The traditional dating culture in Paraguay is kind of unique and if you weren’t directly informed about it you may never pick up on it. Peace Corps decided it was necessary to spend an hour of training on the subject. First off it is acceptable in this culture for men to date several women at a time. Therefore, the seven day week in Paraguay is divided up into dating days and mistress days. Dating days are Tuesday, Thursday, Saturday and Sunday. Mistress days are Monday, Wednesday and Friday. If a man wants to officially court a woman he will visit her at her house on the official dating days. It would be an insult/send the wrong message to visit her on a Monday, Wednesday or Friday. Apparently, foreigners accidentally and unknowingly get caught up in this cultural eccentricity that everyone knows about but doesn’t necessarily talk about. Volunteers in the past have made some really big faux-paus and have risked their reputations in their communities which has inhibited their professional relationships as well.
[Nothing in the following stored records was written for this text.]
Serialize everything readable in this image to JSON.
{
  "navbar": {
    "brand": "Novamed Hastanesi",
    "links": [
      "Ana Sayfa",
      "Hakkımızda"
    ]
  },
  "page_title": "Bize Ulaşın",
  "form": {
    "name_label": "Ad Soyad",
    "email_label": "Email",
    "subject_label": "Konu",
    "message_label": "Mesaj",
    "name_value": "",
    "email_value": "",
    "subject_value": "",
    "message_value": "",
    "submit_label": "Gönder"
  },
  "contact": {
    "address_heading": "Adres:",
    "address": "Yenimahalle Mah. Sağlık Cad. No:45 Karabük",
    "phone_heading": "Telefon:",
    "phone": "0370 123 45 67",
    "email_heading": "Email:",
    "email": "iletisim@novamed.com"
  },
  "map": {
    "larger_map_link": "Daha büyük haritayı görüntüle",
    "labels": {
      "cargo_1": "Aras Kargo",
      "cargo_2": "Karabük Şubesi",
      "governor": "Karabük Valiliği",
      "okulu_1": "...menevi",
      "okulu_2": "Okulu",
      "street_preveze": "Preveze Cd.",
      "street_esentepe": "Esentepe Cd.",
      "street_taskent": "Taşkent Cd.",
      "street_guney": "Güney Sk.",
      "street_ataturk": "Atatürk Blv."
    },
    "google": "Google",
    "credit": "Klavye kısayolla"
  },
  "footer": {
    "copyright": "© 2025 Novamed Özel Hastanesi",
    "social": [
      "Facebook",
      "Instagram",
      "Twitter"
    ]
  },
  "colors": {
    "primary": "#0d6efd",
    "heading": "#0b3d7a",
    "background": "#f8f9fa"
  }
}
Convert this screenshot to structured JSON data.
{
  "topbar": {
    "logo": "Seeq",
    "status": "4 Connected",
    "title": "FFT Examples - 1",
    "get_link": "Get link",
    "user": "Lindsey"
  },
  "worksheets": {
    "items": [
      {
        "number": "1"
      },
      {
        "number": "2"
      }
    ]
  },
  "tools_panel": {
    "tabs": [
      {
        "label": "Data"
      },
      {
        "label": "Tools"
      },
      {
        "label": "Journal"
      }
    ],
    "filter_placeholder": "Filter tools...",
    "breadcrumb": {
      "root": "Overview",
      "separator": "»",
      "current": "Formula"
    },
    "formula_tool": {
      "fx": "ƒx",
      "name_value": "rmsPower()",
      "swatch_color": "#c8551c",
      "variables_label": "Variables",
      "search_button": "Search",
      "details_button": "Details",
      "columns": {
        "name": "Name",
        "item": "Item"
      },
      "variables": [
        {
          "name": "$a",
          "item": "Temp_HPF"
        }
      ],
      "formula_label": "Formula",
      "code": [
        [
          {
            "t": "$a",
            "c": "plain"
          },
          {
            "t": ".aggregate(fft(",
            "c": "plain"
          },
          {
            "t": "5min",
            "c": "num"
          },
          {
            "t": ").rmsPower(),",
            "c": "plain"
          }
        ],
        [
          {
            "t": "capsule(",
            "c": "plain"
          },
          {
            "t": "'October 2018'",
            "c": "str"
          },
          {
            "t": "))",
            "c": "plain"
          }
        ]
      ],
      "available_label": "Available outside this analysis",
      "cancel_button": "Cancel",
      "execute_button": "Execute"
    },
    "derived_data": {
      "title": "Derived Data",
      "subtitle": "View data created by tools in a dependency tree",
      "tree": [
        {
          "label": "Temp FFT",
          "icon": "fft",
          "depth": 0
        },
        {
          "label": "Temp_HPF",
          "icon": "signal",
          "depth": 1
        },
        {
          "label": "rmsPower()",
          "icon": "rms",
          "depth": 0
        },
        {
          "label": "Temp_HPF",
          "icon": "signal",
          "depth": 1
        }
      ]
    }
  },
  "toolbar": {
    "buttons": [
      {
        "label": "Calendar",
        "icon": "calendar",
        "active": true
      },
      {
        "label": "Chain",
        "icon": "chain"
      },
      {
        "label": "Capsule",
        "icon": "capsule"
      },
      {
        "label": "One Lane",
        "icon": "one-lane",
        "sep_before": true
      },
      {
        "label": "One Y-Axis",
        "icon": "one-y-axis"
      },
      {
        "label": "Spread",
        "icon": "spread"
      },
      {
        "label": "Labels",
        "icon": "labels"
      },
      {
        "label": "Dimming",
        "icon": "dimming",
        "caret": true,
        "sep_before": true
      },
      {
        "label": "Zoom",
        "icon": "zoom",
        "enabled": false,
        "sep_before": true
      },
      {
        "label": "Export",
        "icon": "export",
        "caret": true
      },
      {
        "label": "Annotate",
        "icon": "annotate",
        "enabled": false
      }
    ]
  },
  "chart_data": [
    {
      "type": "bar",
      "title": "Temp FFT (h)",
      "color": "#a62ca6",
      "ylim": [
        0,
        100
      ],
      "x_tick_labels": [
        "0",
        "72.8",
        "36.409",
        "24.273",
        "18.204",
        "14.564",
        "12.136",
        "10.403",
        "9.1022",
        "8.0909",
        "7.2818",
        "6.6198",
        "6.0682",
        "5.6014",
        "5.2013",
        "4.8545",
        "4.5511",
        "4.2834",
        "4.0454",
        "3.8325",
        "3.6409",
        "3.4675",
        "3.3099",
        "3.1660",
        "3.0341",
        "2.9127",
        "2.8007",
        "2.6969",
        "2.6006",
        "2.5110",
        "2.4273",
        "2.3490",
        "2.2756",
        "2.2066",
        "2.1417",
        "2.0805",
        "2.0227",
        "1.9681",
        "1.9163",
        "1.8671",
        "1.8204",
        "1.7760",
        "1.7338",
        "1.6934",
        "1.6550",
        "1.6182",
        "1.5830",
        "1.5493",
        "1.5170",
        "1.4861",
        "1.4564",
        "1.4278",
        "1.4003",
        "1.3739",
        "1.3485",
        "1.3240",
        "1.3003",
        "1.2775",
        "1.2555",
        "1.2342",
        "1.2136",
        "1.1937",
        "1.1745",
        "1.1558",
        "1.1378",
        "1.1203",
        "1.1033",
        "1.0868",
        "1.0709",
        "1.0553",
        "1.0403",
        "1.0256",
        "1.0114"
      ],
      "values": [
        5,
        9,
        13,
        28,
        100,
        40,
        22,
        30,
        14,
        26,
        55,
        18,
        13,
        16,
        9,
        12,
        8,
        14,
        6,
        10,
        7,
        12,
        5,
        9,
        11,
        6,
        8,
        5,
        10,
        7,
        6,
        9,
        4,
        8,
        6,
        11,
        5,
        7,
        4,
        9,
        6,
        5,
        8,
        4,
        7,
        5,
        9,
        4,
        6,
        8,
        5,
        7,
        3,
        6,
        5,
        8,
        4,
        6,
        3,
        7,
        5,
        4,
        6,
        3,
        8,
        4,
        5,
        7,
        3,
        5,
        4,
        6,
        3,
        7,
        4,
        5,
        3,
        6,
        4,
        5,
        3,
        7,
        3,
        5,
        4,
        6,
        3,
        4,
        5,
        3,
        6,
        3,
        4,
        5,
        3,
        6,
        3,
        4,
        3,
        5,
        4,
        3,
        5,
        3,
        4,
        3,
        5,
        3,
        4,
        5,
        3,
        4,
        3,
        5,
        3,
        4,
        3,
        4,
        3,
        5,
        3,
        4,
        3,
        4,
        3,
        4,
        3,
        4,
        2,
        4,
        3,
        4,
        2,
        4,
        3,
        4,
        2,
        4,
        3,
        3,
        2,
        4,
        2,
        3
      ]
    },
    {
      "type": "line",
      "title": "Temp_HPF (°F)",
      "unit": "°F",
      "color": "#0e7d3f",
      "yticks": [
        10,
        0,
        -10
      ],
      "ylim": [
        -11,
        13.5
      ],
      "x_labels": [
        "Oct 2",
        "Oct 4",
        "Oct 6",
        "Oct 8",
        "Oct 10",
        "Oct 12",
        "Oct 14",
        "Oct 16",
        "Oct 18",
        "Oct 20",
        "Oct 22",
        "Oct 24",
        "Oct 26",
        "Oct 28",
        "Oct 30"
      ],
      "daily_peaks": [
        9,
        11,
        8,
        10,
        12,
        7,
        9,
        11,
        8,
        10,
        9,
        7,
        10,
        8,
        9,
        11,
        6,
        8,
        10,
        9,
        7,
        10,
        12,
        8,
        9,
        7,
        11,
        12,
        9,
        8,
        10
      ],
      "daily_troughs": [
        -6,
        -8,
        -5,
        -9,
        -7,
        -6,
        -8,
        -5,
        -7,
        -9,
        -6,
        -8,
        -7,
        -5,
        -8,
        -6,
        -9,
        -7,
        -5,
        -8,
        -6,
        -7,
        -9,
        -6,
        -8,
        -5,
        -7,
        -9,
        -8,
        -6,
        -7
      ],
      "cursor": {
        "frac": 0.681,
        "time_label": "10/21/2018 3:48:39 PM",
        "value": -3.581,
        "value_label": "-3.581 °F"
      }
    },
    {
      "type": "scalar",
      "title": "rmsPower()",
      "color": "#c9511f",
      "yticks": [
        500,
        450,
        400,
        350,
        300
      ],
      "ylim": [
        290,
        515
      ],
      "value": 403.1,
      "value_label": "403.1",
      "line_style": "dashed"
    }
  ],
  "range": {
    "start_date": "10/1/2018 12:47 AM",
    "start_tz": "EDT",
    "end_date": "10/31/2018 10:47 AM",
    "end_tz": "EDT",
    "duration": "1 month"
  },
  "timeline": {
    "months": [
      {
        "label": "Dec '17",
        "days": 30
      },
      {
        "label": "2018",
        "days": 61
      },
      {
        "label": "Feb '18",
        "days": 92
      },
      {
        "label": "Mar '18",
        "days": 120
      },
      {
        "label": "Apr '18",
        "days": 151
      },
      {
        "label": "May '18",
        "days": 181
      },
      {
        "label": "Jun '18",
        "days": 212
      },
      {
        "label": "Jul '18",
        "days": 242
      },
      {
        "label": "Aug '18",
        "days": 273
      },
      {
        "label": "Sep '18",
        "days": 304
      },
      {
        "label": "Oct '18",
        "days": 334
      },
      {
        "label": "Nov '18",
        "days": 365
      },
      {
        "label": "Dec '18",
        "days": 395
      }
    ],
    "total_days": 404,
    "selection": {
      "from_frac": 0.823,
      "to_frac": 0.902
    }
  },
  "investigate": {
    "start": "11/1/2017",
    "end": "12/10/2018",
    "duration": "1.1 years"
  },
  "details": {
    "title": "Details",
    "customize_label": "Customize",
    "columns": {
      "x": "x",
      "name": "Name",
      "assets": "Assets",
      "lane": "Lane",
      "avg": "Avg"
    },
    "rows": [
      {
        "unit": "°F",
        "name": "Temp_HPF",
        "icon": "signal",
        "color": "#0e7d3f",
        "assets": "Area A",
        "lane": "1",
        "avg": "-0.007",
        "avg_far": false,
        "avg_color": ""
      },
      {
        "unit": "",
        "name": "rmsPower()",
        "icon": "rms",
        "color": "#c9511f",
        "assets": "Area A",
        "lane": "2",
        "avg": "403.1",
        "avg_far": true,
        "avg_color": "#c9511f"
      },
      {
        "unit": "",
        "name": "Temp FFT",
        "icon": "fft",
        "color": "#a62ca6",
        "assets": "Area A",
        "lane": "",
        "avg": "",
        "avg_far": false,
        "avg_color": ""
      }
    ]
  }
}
After this lesson my fellow trainee realized he had stopped by my house the other morning to see if I was home yet from our 4 day long volunteer visits around Paraguay. It was a Tuesday. Hopefully my host mom doesn’t think I’m his mistress. Oops. Oh well, we had a good laugh.

Guarani is a crazy language. The pronunciation is just insane. My vocal chords are required to make sounds I have never made before. Often my Guarani teacher assigns homework assignments where I am required to interview a family member or neighbor in Guarani. However, when I try to speak to people in Guarani they cannot understand me because my pronunciation is so awful so I am forced to translate for myself into Spanish. Then, my pupil will respond to the question in Guarani and I will have no idea what they said and they will be forced to translate their answer back into Spanish. Its an arduous process to say the least. One reason the pronunciation is so hard is because of the “y” sound. The “y” sound requires the speaker to make a guttural, manly grunt in the back of the throat. Now throw in a few ys and vs with some nasaly vowels in the same word and you have a typical Guarani word. My fellow trainees and I have been making a lot of analogies to what this language sounds like, all of which are not politically correct and totally insulting, so I won’t mention it. But hands down the best Guarani word I have learned to date is ‘Opáma’. It means “it’s over”. As in, this blog = opáma.


  1. Jenna - it sounds like you're having a great time out there! Have fun and keep up the posts!


  2. Yo no se Guarani, pero yo se que los idiomas de la gente indigena aqui en Norteamerica tambien son muy dificiles. !Excelente, m'ija!

  3. Jenna,
    Your Paraguayan adventures are great fun to read about. I love your stories about local culture. How many people speak Guarani? Is it a dialect or a totally separate lanuage from Spanish?
    We think of you often and wish you good health, good friends, and interesting experiences. Much love, Aunt Pris

  4. Oh brave woman. Your blogs are incredible. I feel like I am right there with you. I really like the one where you speak about the volunteer who teaches the kids how to plant seeds. How inspirational. I can't believe the dating/mistress schedule...oh my. I was laughing my head off during your yoga ball introduction to your host family.